January 24, 2007

Same-Sex Marriage: Sexual Identity

Since a major component of marriage is the complementarity of the sexes, can a homosexual couple fulfill this requirement? Let's look at what the word "complementarity" implies before we answer the above question.

The term "complementarity of the sexes" refers to the ways in which a husband and wife compliment each other. That is, it signifies the way in which the female "makes up" where the male lacks, and visa versa. To say that the relationship between the heterosexual spouses is complimentary, however, is not the same as two male or female partners making up where the other is lacking -- as in two business partners whose unique gifts and skills "complete" each other in order to form a unified and whole team. Although that is certainly a part of what is going on in the complimentary nature of heterosexual spouses, it delves further into the sexuality of the couple. What I mean is this: males and females differ in many ways other than just physically -- they live differently, they think differently, they act differently, they deliberate differently, in fact these differences lay deep within the core of who they are as individual persons (the core of what makes a male a male, and a female a female). It is this complimentary difference in the nature of the sexes that makes the marital relationship so unique. It is also precisely this inherent difference that children need in order to become fashioned into active, positive, and full members of our society. Within a heterosexual marriage they not only view the ebb and flow dynamic of their parents' relationship, but they are forced to live in it and experience firsthand the parents' interaction and communication. It is precisely this interaction, the complementarity of the sexes, that same-sex couples can neither facilitate nor reproduce. This leads me to my next point: can surgery change a person's sexual identity. This is relevant to my argument since if a male were to become a female, then he (now a she, according to pop-culture) will become complimentary to a male partner.

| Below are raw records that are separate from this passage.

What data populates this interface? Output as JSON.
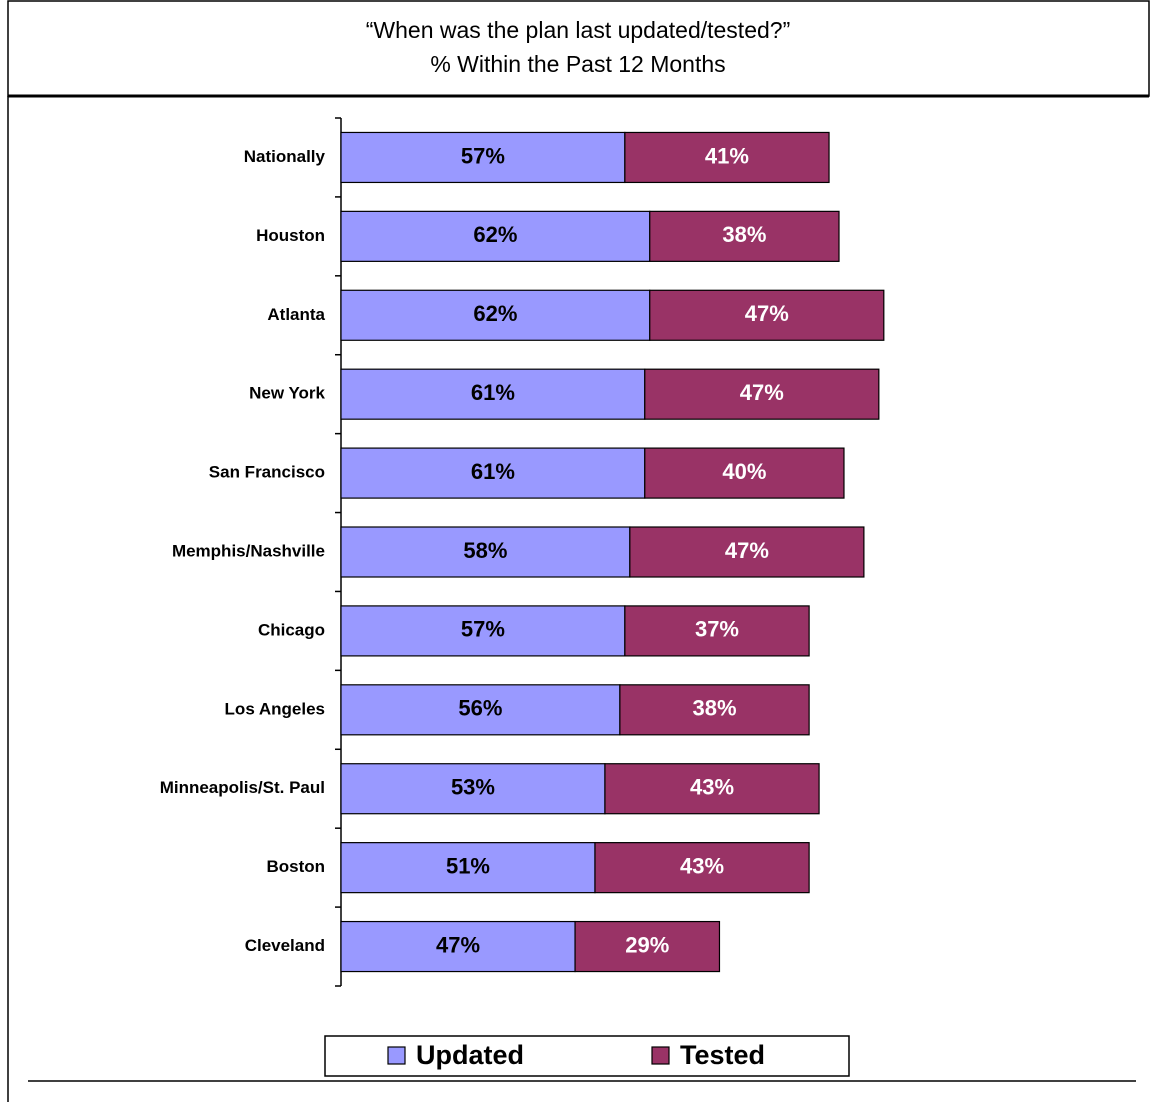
{
  "chart_data": {
    "type": "stacked_bar_horizontal",
    "title": "“When was the plan last updated/tested?”",
    "subtitle": "% Within the Past 12 Months",
    "categories": [
      "Nationally",
      "Houston",
      "Atlanta",
      "New York",
      "San Francisco",
      "Memphis/Nashville",
      "Chicago",
      "Los Angeles",
      "Minneapolis/St. Paul",
      "Boston",
      "Cleveland"
    ],
    "series": [
      {
        "name": "Updated",
        "color": "#9999ff",
        "values": [
          57,
          62,
          62,
          61,
          61,
          58,
          57,
          56,
          53,
          51,
          47
        ],
        "value_labels": [
          "57%",
          "62%",
          "62%",
          "61%",
          "61%",
          "58%",
          "57%",
          "56%",
          "53%",
          "51%",
          "47%"
        ]
      },
      {
        "name": "Tested",
        "color": "#993366",
        "values": [
          41,
          38,
          47,
          47,
          40,
          47,
          37,
          38,
          43,
          43,
          29
        ],
        "value_labels": [
          "41%",
          "38%",
          "47%",
          "47%",
          "40%",
          "47%",
          "37%",
          "38%",
          "43%",
          "43%",
          "29%"
        ]
      }
    ],
    "legend": "bottom"
  }
}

Let me answer it with a question. Suppose a female lost her sexual organs in a tragic accident. Is she no longer a female? Since she doesn't have a penis, can she be considered to be a male? Is she, therefore, genderless, neutered by fate? How would she see herself? Would she relate to others as a female, would she still think, act, and feel as a female feels? I don't think that we really know what it means to have a sexual identity if we continue to relate it with our sexual organs --since the person who has lost her genitalia still thinks, receives, feels, and communicates as a female. There seems to be something inherent, then, about our sexual identity, something that subsists within our soul, the core of our being. Something that only finds completion in the opposite sex. So will a simple surgery, a lifetime of medication, and a change in attire make a male a female? To put it negatively, would the usurping of a female's sexual organs make a male a female? The answer is no; there is something inherent within our being that makes us male or female, our sexual organs are the physical manifestation of that inherent quality of the human person.

Since a gay male couple can never occupy the role of a female in a marriage, and visa versa, same-sex marriage is oxymoronic by definition, and a failure in logic -- since a same-sex union can never be the same as a heterosexual marriage due to the lack of the complimentary nature of the sexes.